Полковник одновременно с Сурововым посмотрели на Волкова так, будто перед ними стояла бессловесная скотинка, которая вдруг заговорила человеческим голосом. Потом они переглянулись.
— Давай-ка без имен, — Глеб вскочил.
— Ну хорошо, о деталях позже, — полковник тоже встал и, поручкавшись с Сурововым, вышел.
Глава ячейки крутанулся на каблуках и позвонил в колокольчик. В комнату потихоньку начали подтягиваться остальные члены ячейки.
Ну и дисциплина у нас. Сергей снял, наконец, шинель и, повесив ее на спинку стула, сел.
— С завтрашнего дня все вы меняете квартиры, дорогие мои товарищи, — начальник окинул взглядом собравшихся. — Лафа закончилась, начинается работа. В целях повышения эффективности нашей деятельности руководство приняло решение перевести всех на казарменный режим. Это не касается Волкова и Буль… Северцына. Все. Все свободны. Волков и Северцын останьтесь для дальнейших инструкций.
Трамвай, на котором он возвращался домой, встал кварталах в двух от Красной Пресни, и когда Сергей добрался домой, было уже далеко за полночь. Голова гудела от переизбытка усвоенной за сегодня информации. Волков с трудом стащил с ног сапоги, кинул на кресло шинель, и прямо в мундире завалился на кровать. Голова болела все сильнее.
Надо бы добраться до кухни и налить водички. Без аспирина не обойтись.
Он, сделав над собой усилие, приподнялся на кровати. Маленький взрыв в голове, казалось, разметал мозги по комнате. Стены начали медленно заваливаться, дверной проем поплыл куда-то влево, и в следующий момент у Сергея потемнело в глазах.
— Ты уверен, что доза смертельная? — Суровов нервно постукивал карандашом по краю стола.
— Неужели ты сомневаешься в компетенции специалистов СД? Да, давно ты не был в Германии, Эрих, — полковник подошел к окну, — не беспокойся, все будет как надо, и Северцын вот-вот доложит о результате.
Просветление наступило почти мгновенно. Звон в ушах уже почти затих. В правый бок упиралось что-то жесткое. Лежать было неудобно. С кровати как будто сняли все белье заодно с матрасом.
Волков пошарил рукой. Точно, какие-то доски. Он протер глаза. Сквозь щели в стенах из неструганных досок еле-еле пробивался свет. Он привстал.

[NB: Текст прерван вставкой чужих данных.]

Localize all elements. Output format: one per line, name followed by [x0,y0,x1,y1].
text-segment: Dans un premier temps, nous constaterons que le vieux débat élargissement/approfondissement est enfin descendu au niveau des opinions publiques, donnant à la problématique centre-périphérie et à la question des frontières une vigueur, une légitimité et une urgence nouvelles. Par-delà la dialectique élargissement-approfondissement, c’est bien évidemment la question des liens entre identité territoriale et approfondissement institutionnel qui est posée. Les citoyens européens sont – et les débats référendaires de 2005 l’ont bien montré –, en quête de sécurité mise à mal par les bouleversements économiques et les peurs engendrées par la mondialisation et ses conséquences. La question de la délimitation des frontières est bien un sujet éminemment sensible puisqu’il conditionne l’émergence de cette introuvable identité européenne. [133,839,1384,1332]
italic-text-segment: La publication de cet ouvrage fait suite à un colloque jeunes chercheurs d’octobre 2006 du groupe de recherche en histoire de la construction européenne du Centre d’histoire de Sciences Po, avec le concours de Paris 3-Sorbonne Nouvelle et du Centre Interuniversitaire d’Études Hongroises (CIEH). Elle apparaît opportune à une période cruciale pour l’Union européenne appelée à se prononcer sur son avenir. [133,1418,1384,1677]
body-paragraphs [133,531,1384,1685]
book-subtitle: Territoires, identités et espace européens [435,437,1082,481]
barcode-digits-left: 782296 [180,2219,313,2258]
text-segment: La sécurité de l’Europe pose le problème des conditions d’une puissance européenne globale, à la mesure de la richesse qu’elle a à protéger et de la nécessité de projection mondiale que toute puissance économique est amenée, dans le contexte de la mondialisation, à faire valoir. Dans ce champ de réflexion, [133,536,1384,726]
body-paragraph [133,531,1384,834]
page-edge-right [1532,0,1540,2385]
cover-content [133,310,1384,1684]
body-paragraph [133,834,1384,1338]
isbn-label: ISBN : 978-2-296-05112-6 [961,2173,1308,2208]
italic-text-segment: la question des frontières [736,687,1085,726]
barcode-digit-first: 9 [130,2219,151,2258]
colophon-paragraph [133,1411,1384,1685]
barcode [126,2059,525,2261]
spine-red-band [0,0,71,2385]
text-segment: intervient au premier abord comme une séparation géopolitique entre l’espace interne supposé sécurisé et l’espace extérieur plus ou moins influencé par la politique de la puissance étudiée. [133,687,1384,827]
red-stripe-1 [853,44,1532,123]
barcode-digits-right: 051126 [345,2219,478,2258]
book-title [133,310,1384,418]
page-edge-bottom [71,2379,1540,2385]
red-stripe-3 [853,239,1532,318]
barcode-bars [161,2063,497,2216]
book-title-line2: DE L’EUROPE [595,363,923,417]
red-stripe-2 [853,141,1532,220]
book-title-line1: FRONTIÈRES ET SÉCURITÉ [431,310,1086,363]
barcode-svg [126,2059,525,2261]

Все было, как и тогда в конце октября тридцать седьмого. Те же нары, та же зияющая прорехами крыша барака и тот же пробирающий до костей холод. Вот только есть от чего-то не хочется и гарью какой-то все время воняет.
— Гляди очухался. А я, было, подумал, еще одного нам с тобой тащить, Михеич, — маленький мужичок, с растущей клочьями бородой, приподнялся и внимательно посмотрел на Сергея.
— Да, третий с утра — это перебор. Хотя вон в крайнем бараке по двадцать за день выносят. Не завидую я им. На трассе навьебываешься, а потом еще жмуриков таскай, вместо того чтобы хоть свои законные шесть часов поспать, — тощий, жилистый старик даже не посмотрел в сторону Волкова.